The "Rule Mismatch"-problem is still there though. Filtering for "Integrity Check Report" gives

and scrolling down further

So these errors occur every couple of minutes

I exported one of the detail pages to json and found something very interesting:

There's a section soc.fields.deployedButNotEnabled

with the following content:
"soc.fields.deployedButNotEnabled": [ "9000008", "9000021", "9000020", "9000017", "9000016", "9000018", "9000002", "9000009", "9000013", "9000005", "9000004", "9000011", "9000012", "9000003", "9000007", "9000015", "9000019", "9000006", "9000010", "9000014" ],

These numbers seem to correspond to the SID-numbers of my local suricata rules.

These rules have been there for quite a while and I never had any problems with them. I configured then in 2.4.60 via Administration > Configuration > Advanced settings > idstools > rules > Local Rules and they've been working perfectly since then.

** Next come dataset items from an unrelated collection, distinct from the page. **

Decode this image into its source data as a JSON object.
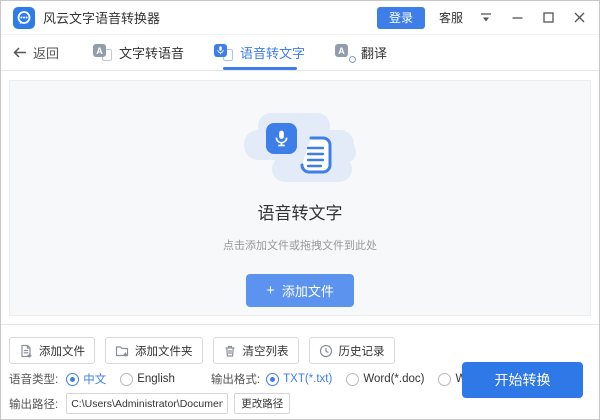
{
  "window": {
    "title": "风云文字语音转换器"
  },
  "titlebar": {
    "login_label": "登录",
    "support_label": "客服"
  },
  "tabbar": {
    "back_label": "返回",
    "tabs": [
      {
        "label": "文字转语音",
        "active": false
      },
      {
        "label": "语音转文字",
        "active": true
      },
      {
        "label": "翻译",
        "active": false
      }
    ]
  },
  "dropzone": {
    "title": "语音转文字",
    "hint": "点击添加文件或拖拽文件到此处",
    "add_plus": "+",
    "add_file_label": "添加文件"
  },
  "toolbar": {
    "buttons": [
      {
        "label": "添加文件",
        "icon": "file-plus-icon"
      },
      {
        "label": "添加文件夹",
        "icon": "folder-plus-icon"
      },
      {
        "label": "清空列表",
        "icon": "trash-icon"
      },
      {
        "label": "历史记录",
        "icon": "clock-icon"
      }
    ]
  },
  "options": {
    "voice_type_label": "语音类型:",
    "voice_types": [
      {
        "label": "中文",
        "selected": true
      },
      {
        "label": "English",
        "selected": false
      }
    ],
    "format_label": "输出格式:",
    "formats": [
      {
        "label": "TXT(*.txt)",
        "selected": true
      },
      {
        "label": "Word(*.doc)",
        "selected": false
      },
      {
        "label": "Word(*.docx)",
        "selected": false
      }
    ]
  },
  "output_path": {
    "label": "输出路径:",
    "value": "C:\\Users\\Administrator\\Documents\\风云文字语音转换器",
    "change_button_label": "更改路径"
  },
  "start_button_label": "开始转换",
  "icons": {
    "tab_text_glyph": "A",
    "tab_translate_glyph": "A",
    "logo": "chat-bubble-logo",
    "menu": "menu-caret-icon"
  },
  "colors": {
    "accent_blue": "#3D7EE8",
    "add_button_blue": "#5B93EE",
    "start_button_blue": "#2E78E8",
    "cloud_blue": "#E3EBF8",
    "dropzone_bg": "#F7F8FA"
  }
}
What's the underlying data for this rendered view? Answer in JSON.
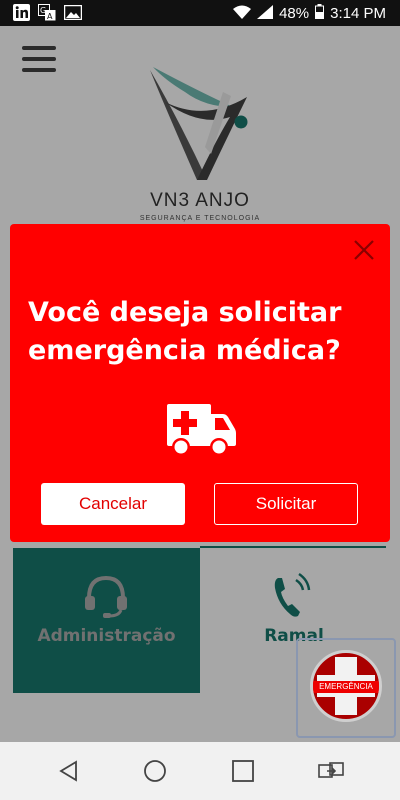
{
  "status_bar": {
    "battery": "48%",
    "time": "3:14 PM",
    "icons": [
      "linkedin-icon",
      "translate-icon",
      "image-icon",
      "wifi-icon",
      "signal-icon",
      "battery-icon"
    ]
  },
  "header": {
    "logo_name": "VN3 ANJO",
    "logo_tagline": "SEGURANÇA E TECNOLOGIA"
  },
  "tiles": [
    {
      "label": "Administração",
      "icon": "headset-icon"
    },
    {
      "label": "Ramal",
      "icon": "phone-ringing-icon"
    }
  ],
  "fab": {
    "label": "EMERGÊNCIA"
  },
  "dialog": {
    "message": "Você deseja solicitar emergência médica?",
    "icon": "ambulance-icon",
    "cancel_label": "Cancelar",
    "confirm_label": "Solicitar"
  },
  "colors": {
    "dialog_bg": "#ff0000",
    "teal": "#0f4e47",
    "scrim": "#a7a7a7"
  },
  "nav_bar": {
    "buttons": [
      "back-icon",
      "home-icon",
      "recents-icon",
      "switch-app-icon"
    ]
  }
}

To me it seems like SecurityOnion is complaining about local rules, despite they seem to work OK (if the weren't working I had got tons of false positives).

Any clue as to what's going on here?

[defensivedepth]

Yes, this is a known bug that will be fixed in the upcoming release.

[ejgh-oe]

Perfect - thanks much.

[defensivedepth]

@ejgh-oe 2.4.80 was released yesterday and has a number of fixes for Detections. I would suggest upgrading and seeing if that fixes the issue.

[ejgh-oe]

Thanks for letting me know. I've already planned upgrading to 2.4.80 early next week - keep you posted as to the result.

[ejgh-oe]

Hi,
Unfortunately, upgrading to 2.4.80 didn't solve the problem - Suricata rule mismatch is still there flagging all my custom rules (range 9000000 and above); same behavior as the one I described in my postinv above.
Please let me know if you need any logs, screenshots etc. - anything that can help in tracking this down.